In the first room, titled “Ruins and Reconstruction,” the curators provide context for the artworks in the exhibition. Lithographs, including two by Édouard Manet (who refused to participate in the first Impressionist exhibition), depict the turmoil of the Siege of Paris during the Franco-Prussian War in 1870, and the bloody rise and fall of the short-lived Paris Commune in 1871.
At the same time, as seen in works such as Louis-Émile Durandelle’s architectural photographs of the Opéra Garnier, the Industrial Revolution initiated by Baron Haussmann and recent urban renewal created New buildings, train stations and parks. The population has doubled and new lifestyle trends are taking hold. In short, as one of the exhibition wall texts states, by 1874 Paris was in the midst of a renaissance, filled with new businesses, luxury shops and entertainment venues.
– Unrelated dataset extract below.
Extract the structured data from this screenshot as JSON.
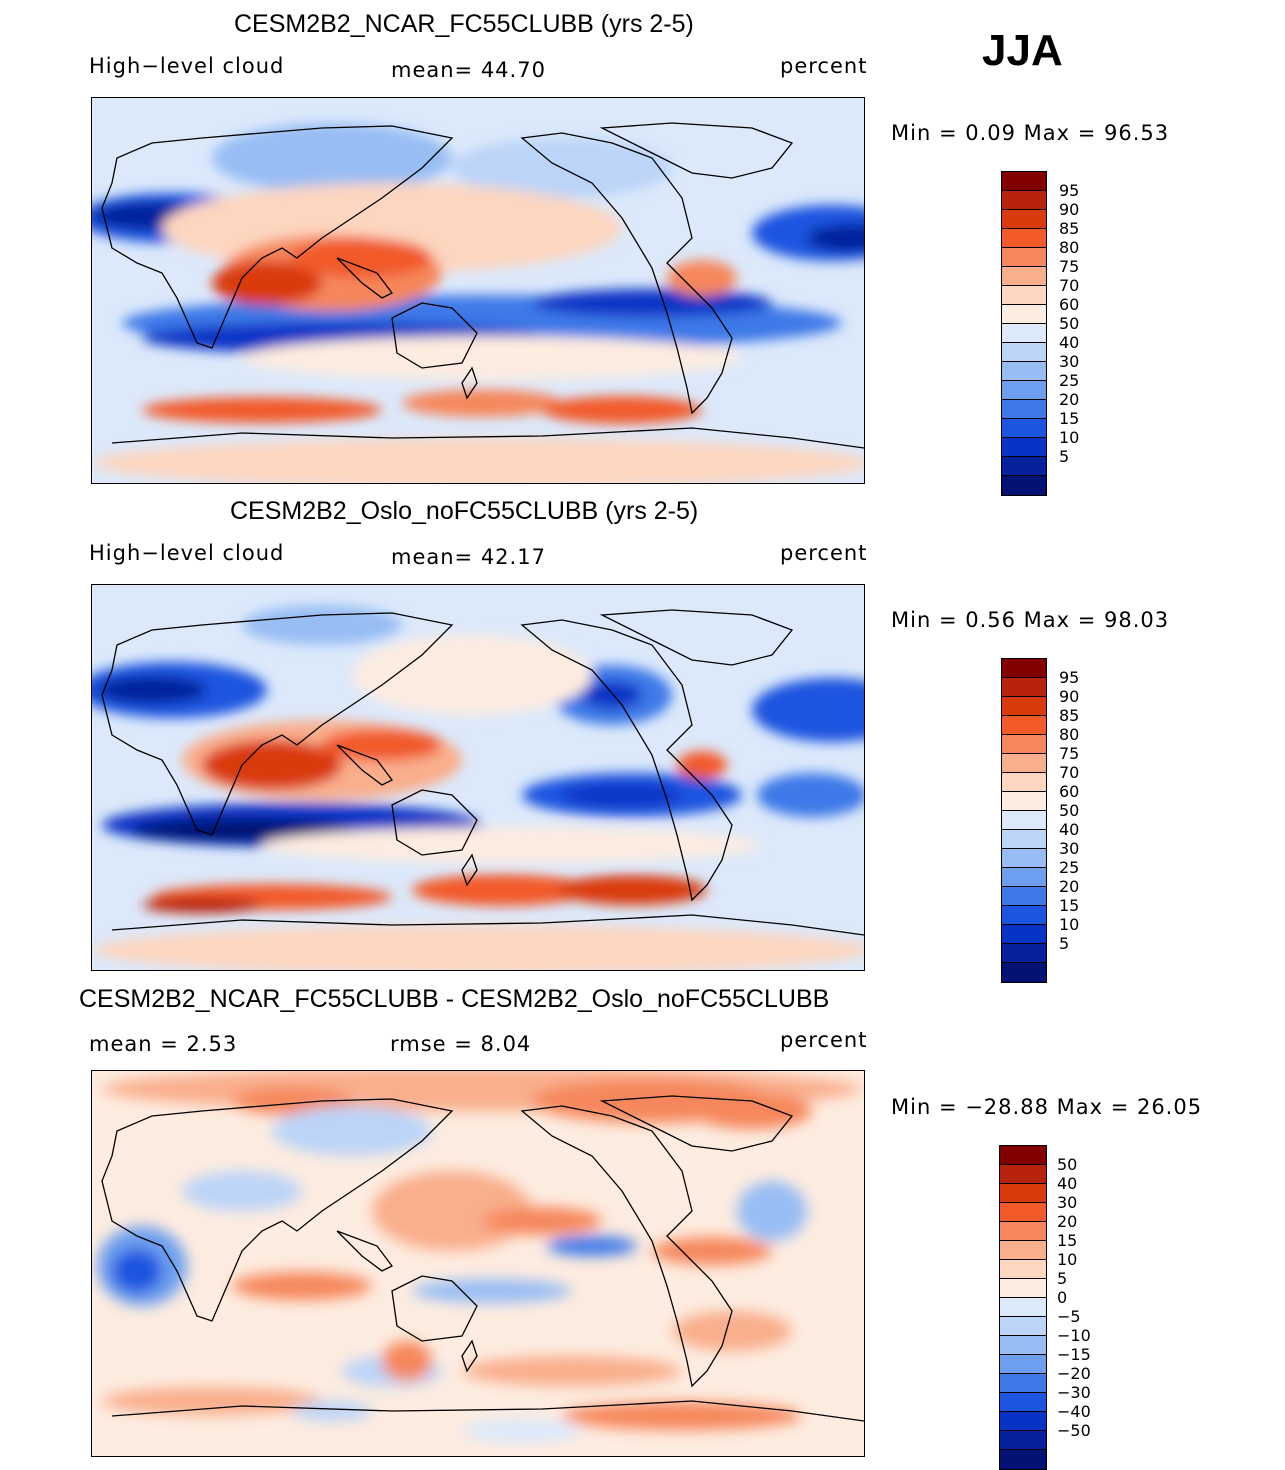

The exhibition begins in the second room, where photographs of Nadar’s studio provide an introduction to some of the same works as when the original exhibition opened in 1874. They come from different locations and convey the shock of modern life.In Renoir’s work parisian (1874), from the National Museum of Wales, Cardiff, depicts French actress Henriette Henriot, best known for her roles in the Théâtre de l’Odéon. Wearing stylish dresses and hats, she is the embodiment of the new Parisian woman.Next to her is Renoir’s dancer (1874), in which she wears a sheer blue-and-white tulle skirt and pink slippers, on loan from the National Gallery of Art in Washington.Monet’s street scene capucin avenue (1873-74), on loan from the Nelson-Atkins Museum of Art, Kansas City, Missouri, depicts a horse-drawn carriage charging through a crowd.Renoir’s cabin (1874), now in the Courtauld Institute, London, depicts an affluent theater audience: he raises his opera glasses, she boldly surveys the crowd.
Further on, a gallery showcasing the conservative tastes of the wealthy Parisian salons from which the state purchased goods will soon open in the nearby Palais des Industrie et des Beaux-Arts. Here, history paintings and monumental biblical and mythological scenes sit alongside genre scenes, landscapes, and “Orientalist” works, many of which are on loan from private collections or institutions such as the Rijksmuseum in Amsterdam and the Museum of Fine Arts in Boston. Each work was exhibited at the 91st Salon of 1874.
The Salon and Impressionist exhibitions of artists shared walls in subsequent rooms because, despite external competition between the two exhibitions, overlap was frequent. The latter part of the exhibition is devoted to paintings from five of the seven Impressionist exhibitions after 1874, when the exhibition was expanded to include the Pointillists Georges Seurat and Paul Signac and the emerging Symbolist Odilon Ray East.
Although Paris 1874 includes works by many lesser-known artists, the exhibition ends with a series of works now considered Impressionist masterpieces.The final gallery is filled with famous works such as Monet Saint Lazare Station (1877) with its steaming steam engine and named after Renoir’s Dancing at the Moulin de la Galette (1877), dappled with sunlight and shadow.
“Financially, it was not a success,” Robbins said of the 1874 show. “It was a failure.” Only a handful of paintings were sold: canvases by Sisley, Monet, Renoir and Cézanne. By the end of the year, the society was bankrupt. But this financial failure was a monumentally influential achievement that forever changed the direction of art history.
“We didn’t want to pay homage to the Impressionists, but rather to show a precise moment, the birth of a movement,” Patry said. Like the paintings it features, this exhibition focuses on a fleeting moment, but an important one nonetheless.